Hubo un tiempo en el que los niños se organizaban en los barrios para sacar un equipo y competir en las ligas oficiales que organizaba la federación. Salían equipos de todos los distritos y a veces hasta de una sola calle. Existía el concepto de la calle como patria, y los niños defendían el honor de sus vecinos, de su acera, de la puerta de su casa, como si vistieran la camiseta de la selección española.
Aquel era un fútbol primitivo, que había que ir construyendo paso a paso. Sobraba la ilusión, pero escaseaban los recursos. Había que juntar once jugadores; había que buscar el apoyo de aficionados para poder adquirir las equipaciones y había que convencer a los padres de que el fútbol no era un veneno peligroso, en una época en la que existía la certeza de que el juego alejaba a los niños de los estudios y del trabajo, en definitiva, de ser hombres de provecho.
Uno de esos clubes que brotaron en los años cincuenta como flores de un tiempo fue el C.D. San Antonio, que en sus comienzos representaba a ese gran barrio que se extendía desde la iglesia de los Padres Franciscanos a la Plaza de Toros.
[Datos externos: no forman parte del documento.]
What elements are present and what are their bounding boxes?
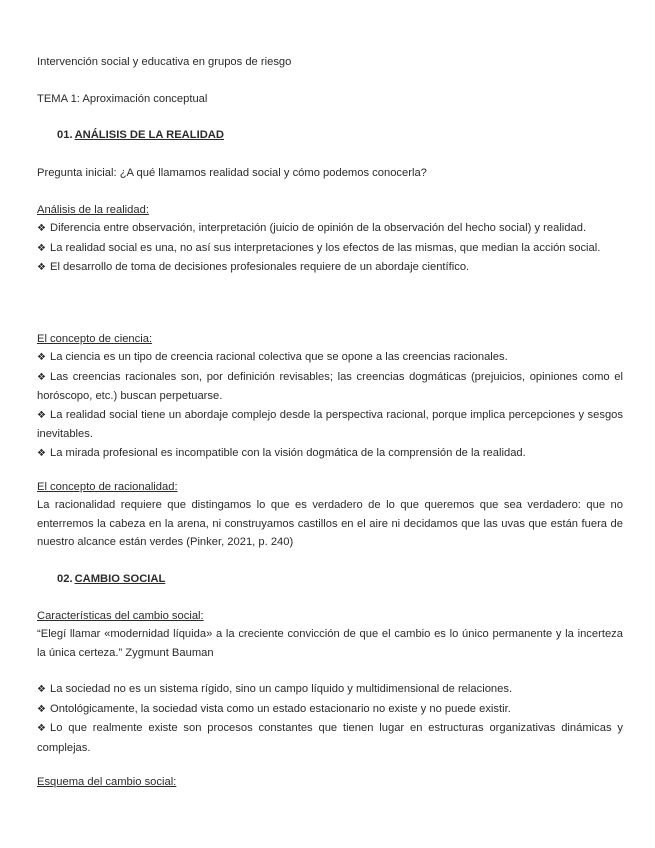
rationality-paragraph: La racionalidad requiere que distingamos lo que es verdadero de lo que queremos que sea verdadero: que no enterremos la cabeza en la arena, ni construyamos castillos en el aire ni decidamos que las uvas que están fuera de nuestro alcance están verdes (Pinker, 2021, p. 240) <box>37 499 623 549</box>
bullet-list-social-change <box>37 680 623 757</box>
diamond-bullet-icon: ❖ <box>37 262 46 274</box>
diamond-bullet-icon: ❖ <box>37 409 46 421</box>
section-number: 01. <box>57 129 73 141</box>
initial-question: Pregunta inicial: ¿A qué llamamos realidad social y cómo podemos conocerla? <box>37 167 427 179</box>
subheading-analysis: Análisis de la realidad: <box>37 204 149 216</box>
section-heading-2 <box>57 570 617 589</box>
diamond-bullet-icon: ❖ <box>37 684 46 695</box>
subheading-scheme: Esquema del cambio social: <box>37 776 177 788</box>
list-item: ❖ Lo que realmente existe son procesos constantes que tienen lugar en estructuras organizativas dinámicas y complejas. <box>37 722 623 754</box>
section-number: 02. <box>57 573 73 585</box>
list-item: ❖ La ciencia es un tipo de creencia racional colectiva que se opone a las creencias racionales. <box>37 348 623 368</box>
list-item: ❖ La realidad social es una, no así sus interpretaciones y los efectos de las mismas, que median la acción social. <box>37 239 623 259</box>
list-item: ❖ Las creencias racionales son, por definición revisables; las creencias dogmáticas (prejuicios, opiniones como el horóscopo, etc.) buscan perpetuarse. <box>37 370 623 403</box>
diamond-bullet-icon: ❖ <box>37 703 46 715</box>
list-item: ❖ Diferencia entre observación, interpretación (juicio de opinión de la observación del hecho social) y realidad. <box>37 219 623 239</box>
course-title: Intervención social y educativa en grupos de riesgo <box>37 56 292 68</box>
section-heading-1 <box>57 126 617 145</box>
section-title: CAMBIO SOCIAL <box>74 573 166 585</box>
diamond-bullet-icon: ❖ <box>37 447 46 459</box>
list-item: ❖ Ontológicamente, la sociedad vista como un estado estacionario no existe y no puede existir. <box>37 700 623 720</box>
bullet-list-analysis <box>37 219 623 278</box>
list-item: ❖ La sociedad no es un sistema rígido, sino un campo líquido y multidimensional de relaciones. <box>37 680 623 700</box>
subheading-rationality: El concepto de racionalidad: <box>37 481 178 493</box>
list-item: ❖ La mirada profesional es incompatible con la visión dogmática de la comprensión de la realidad. <box>37 444 623 464</box>
diamond-bullet-icon: ❖ <box>37 371 46 383</box>
topic-title: TEMA 1: Aproximación conceptual <box>37 93 208 105</box>
subheading-science: El concepto de ciencia: <box>37 333 153 345</box>
bauman-quote: “Elegí llamar «modernidad líquida» a la creciente convicción de que el cambio es lo único permanente y la incerteza la única certeza.” Zygmunt Bauman <box>37 628 623 659</box>
diamond-bullet-icon: ❖ <box>37 723 46 735</box>
list-item: ❖ La realidad social tiene un abordaje complejo desde la perspectiva racional, porque implica percepciones y sesgos inevitables. <box>37 408 623 441</box>
bullet-list-science <box>37 348 623 464</box>
list-item: ❖ El desarrollo de toma de decisiones profesionales requiere de un abordaje científico. <box>37 258 623 278</box>
diamond-bullet-icon: ❖ <box>37 352 46 363</box>
diamond-bullet-icon: ❖ <box>37 223 46 234</box>
diamond-bullet-icon: ❖ <box>37 242 46 254</box>
subheading-characteristics: Características del cambio social: <box>37 610 204 622</box>
section-title: ANÁLISIS DE LA REALIDAD <box>74 129 224 141</box>
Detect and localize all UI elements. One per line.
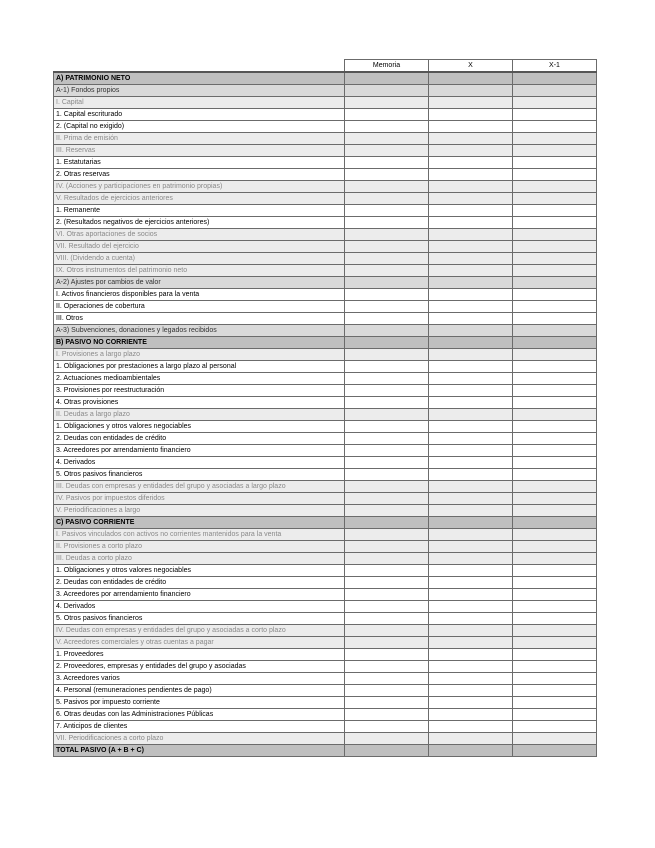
cell-x1[interactable] <box>513 325 597 337</box>
row-label: III. Deudas a corto plazo <box>54 553 345 565</box>
cell-x[interactable] <box>429 541 513 553</box>
cell-memoria[interactable] <box>345 109 429 121</box>
cell-x[interactable] <box>429 217 513 229</box>
cell-memoria[interactable] <box>345 157 429 169</box>
cell-memoria[interactable] <box>345 181 429 193</box>
table-row <box>54 181 597 193</box>
header-blank-cell <box>54 60 345 73</box>
row-label: V. Periodificaciones a largo <box>54 505 345 517</box>
cell-x1[interactable] <box>513 505 597 517</box>
table-row <box>54 565 597 577</box>
cell-x1[interactable] <box>513 145 597 157</box>
cell-x[interactable] <box>429 745 513 757</box>
cell-x1[interactable] <box>513 469 597 481</box>
table-row <box>54 481 597 493</box>
cell-x1[interactable] <box>513 97 597 109</box>
cell-memoria[interactable] <box>345 517 429 529</box>
cell-x[interactable] <box>429 505 513 517</box>
cell-x[interactable] <box>429 337 513 349</box>
row-label: 4. Personal (remuneraciones pendientes de pago) <box>54 685 345 697</box>
cell-x[interactable] <box>429 721 513 733</box>
cell-x1[interactable] <box>513 733 597 745</box>
table-row <box>54 409 597 421</box>
table-row <box>54 373 597 385</box>
row-label: 3. Acreedores por arrendamiento financiero <box>54 445 345 457</box>
table-row <box>54 685 597 697</box>
balance-sheet-container <box>53 59 597 757</box>
cell-x1[interactable] <box>513 709 597 721</box>
table-row <box>54 277 597 289</box>
cell-x1[interactable] <box>513 373 597 385</box>
cell-x[interactable] <box>429 601 513 613</box>
cell-x[interactable] <box>429 325 513 337</box>
cell-memoria[interactable] <box>345 72 429 85</box>
cell-x1[interactable] <box>513 337 597 349</box>
cell-x1[interactable] <box>513 481 597 493</box>
header-row <box>54 60 597 73</box>
cell-memoria[interactable] <box>345 433 429 445</box>
cell-memoria[interactable] <box>345 121 429 133</box>
table-row <box>54 109 597 121</box>
cell-x[interactable] <box>429 85 513 97</box>
cell-memoria[interactable] <box>345 493 429 505</box>
cell-x[interactable] <box>429 613 513 625</box>
cell-memoria[interactable] <box>345 301 429 313</box>
row-label: 1. Obligaciones por prestaciones a largo plazo al personal <box>54 361 345 373</box>
cell-memoria[interactable] <box>345 349 429 361</box>
cell-x[interactable] <box>429 169 513 181</box>
cell-x1[interactable] <box>513 409 597 421</box>
table-row <box>54 661 597 673</box>
cell-x[interactable] <box>429 637 513 649</box>
table-row <box>54 637 597 649</box>
balance-sheet-table <box>53 59 597 757</box>
cell-memoria[interactable] <box>345 169 429 181</box>
cell-x[interactable] <box>429 121 513 133</box>
row-label: A-3) Subvenciones, donaciones y legados recibidos <box>54 325 345 337</box>
table-row <box>54 85 597 97</box>
table-row <box>54 673 597 685</box>
cell-memoria[interactable] <box>345 565 429 577</box>
cell-x[interactable] <box>429 133 513 145</box>
cell-x1[interactable] <box>513 301 597 313</box>
table-row <box>54 145 597 157</box>
table-row <box>54 421 597 433</box>
cell-memoria[interactable] <box>345 673 429 685</box>
cell-memoria[interactable] <box>345 373 429 385</box>
cell-memoria[interactable] <box>345 133 429 145</box>
table-row <box>54 97 597 109</box>
cell-x[interactable] <box>429 685 513 697</box>
cell-x[interactable] <box>429 649 513 661</box>
cell-memoria[interactable] <box>345 397 429 409</box>
cell-memoria[interactable] <box>345 385 429 397</box>
cell-x[interactable] <box>429 72 513 85</box>
table-row <box>54 397 597 409</box>
cell-x[interactable] <box>429 253 513 265</box>
cell-x[interactable] <box>429 385 513 397</box>
row-label: I. Provisiones a largo plazo <box>54 349 345 361</box>
row-label: III. Reservas <box>54 145 345 157</box>
table-row <box>54 517 597 529</box>
cell-x1[interactable] <box>513 541 597 553</box>
table-row <box>54 457 597 469</box>
cell-x1[interactable] <box>513 397 597 409</box>
row-label: 2. Proveedores, empresas y entidades del grupo y asociadas <box>54 661 345 673</box>
row-label: 6. Otras deudas con las Administraciones Públicas <box>54 709 345 721</box>
table-row <box>54 337 597 349</box>
cell-memoria[interactable] <box>345 289 429 301</box>
table-row <box>54 625 597 637</box>
cell-x[interactable] <box>429 289 513 301</box>
table-row <box>54 205 597 217</box>
row-label: A-2) Ajustes por cambios de valor <box>54 277 345 289</box>
cell-x1[interactable] <box>513 121 597 133</box>
cell-x1[interactable] <box>513 109 597 121</box>
row-label: II. Deudas a largo plazo <box>54 409 345 421</box>
cell-memoria[interactable] <box>345 229 429 241</box>
row-label: 4. Otras provisiones <box>54 397 345 409</box>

El San Antonio, como tantos otros clubes de la ciudad, tuvo que aprender a sobrevivir sin patria. Fue un exiliado más, que nunca tuvo un refugio en su barrio y que se vio obligado a peregrinar de campo en campo sin un rumbo marcado. A mí me gustaba ir a ver al San Antonio de los años finales de la década de los setenta, cuando jugaba los domingos por la mañana en el campo del Seminario. En aquel equipo, que vestía como Las Palmas, destacaba un extremo izquierda, Juan José María Marín, que era toda una institución dentro del club. María Marín tenía las formas de los extremos antiguos, ancho de piernas y con la mirada pegada al suelo. Viéndolo en ropa de diario tenía más pinta de profesor de matemáticas que de futbolista, pero cuando se enfundaba la camiseta y el pantalón corto se transformaba en un delantero radiante, en un tipo lleno de astucia que se pasaba los partidos engañando a los defensas y fusilando a los porteros.
Yo conocía a María Marín de algunos años atrás, cuando siendo un niño iba los sábados por la mañana a ver al equipo del Instituto Masculino al estadio de la Falange. En ese equipo jugó también, unos años después, José Manel Ventura, otro de los pilares del San Antonio, un jugador del centro del campo de los que tenían el don de multiplicarse por dos, de estar tan bien colocado que parecía como si el balón siempre fuera en su busca.
En aquel equipo inolvidable también jugaba Vizcaíno, un futbolista técnico que siempre acariciaba la pelota y guardaba las formas; Ángel Pasamontes, todo un símbolo en el fútbol local junto a su hermano Enrique; Rafael Malpica, otro futbolista que pudo haber vivido del fútbol si le hubiera tocado otra época; Luque, un extremo habilidoso que entraba por la derecha pensando siempre en cómo engañar al lateral; Juan Diego, uno de esos medios que con su presencia llenaba de seguridad el equipo y Vargas, un extremo que iba en moto, un velocista pegado a la línea de cal que cuando agachaba la cabeza y echaba a correr parecía imparable.
Recuerdo otros nombres de jugadores que vistieron la camiseta amarilla como Valero, Uroz, Becerra, Bernabé, Yeyo, Angelillo, Garre, Vidaña, Forniéles, Memé, Guendoline o Miquelo, entre muchos otros.
Tan popular como algunos de sus mejores jugadores fue el entrenador que alcanzó las cotas más altas con el San Antonio. Fue su técnico de cabecera, un erudito del fútbol llamado Paco Pérez Gutiérrez, que empezó en el club siendo jugador infantil y acabó como entrenador desde 1967. Se decía entonces que era uno de los entrenadores más preparados que había dado el fútbol almeriense.
Él dirigió al mejor San Antonio de la historia, cuando a finales de los setenta era el equipo filial del Almería, cuando llegó a disputar varios partidos en el Franco Navarro después del primer equipo. Muchos nos hacemos la pregunta de hasta dónde hubieran podido llegar estos jugadores en el fútbol actual. Cuál hubiera sido el techo de María Marín y muchos de sus compañeros con las comodidades del fútbol de hoy, con la alimentación actual de los niños, con los métodos modernos de trabajo y con esos campos de hierba que existen ahoray que ellos sólo veían en las retransmisiones por televisión. Cuánto frío tuvieron que pasar aquellas generaciones de futbolistas entrenando de noche y con agua fría. Cuántas patadas, cuantas lesiones inútiles en aquellos campos inhumanos de tierra y barro.
Viendo a muchos futbolistas que hoy transitan por Segunda División, estoy convencido de que muchos de aquellos jugadores del San Antonio hoy podrían haber sido profesionales.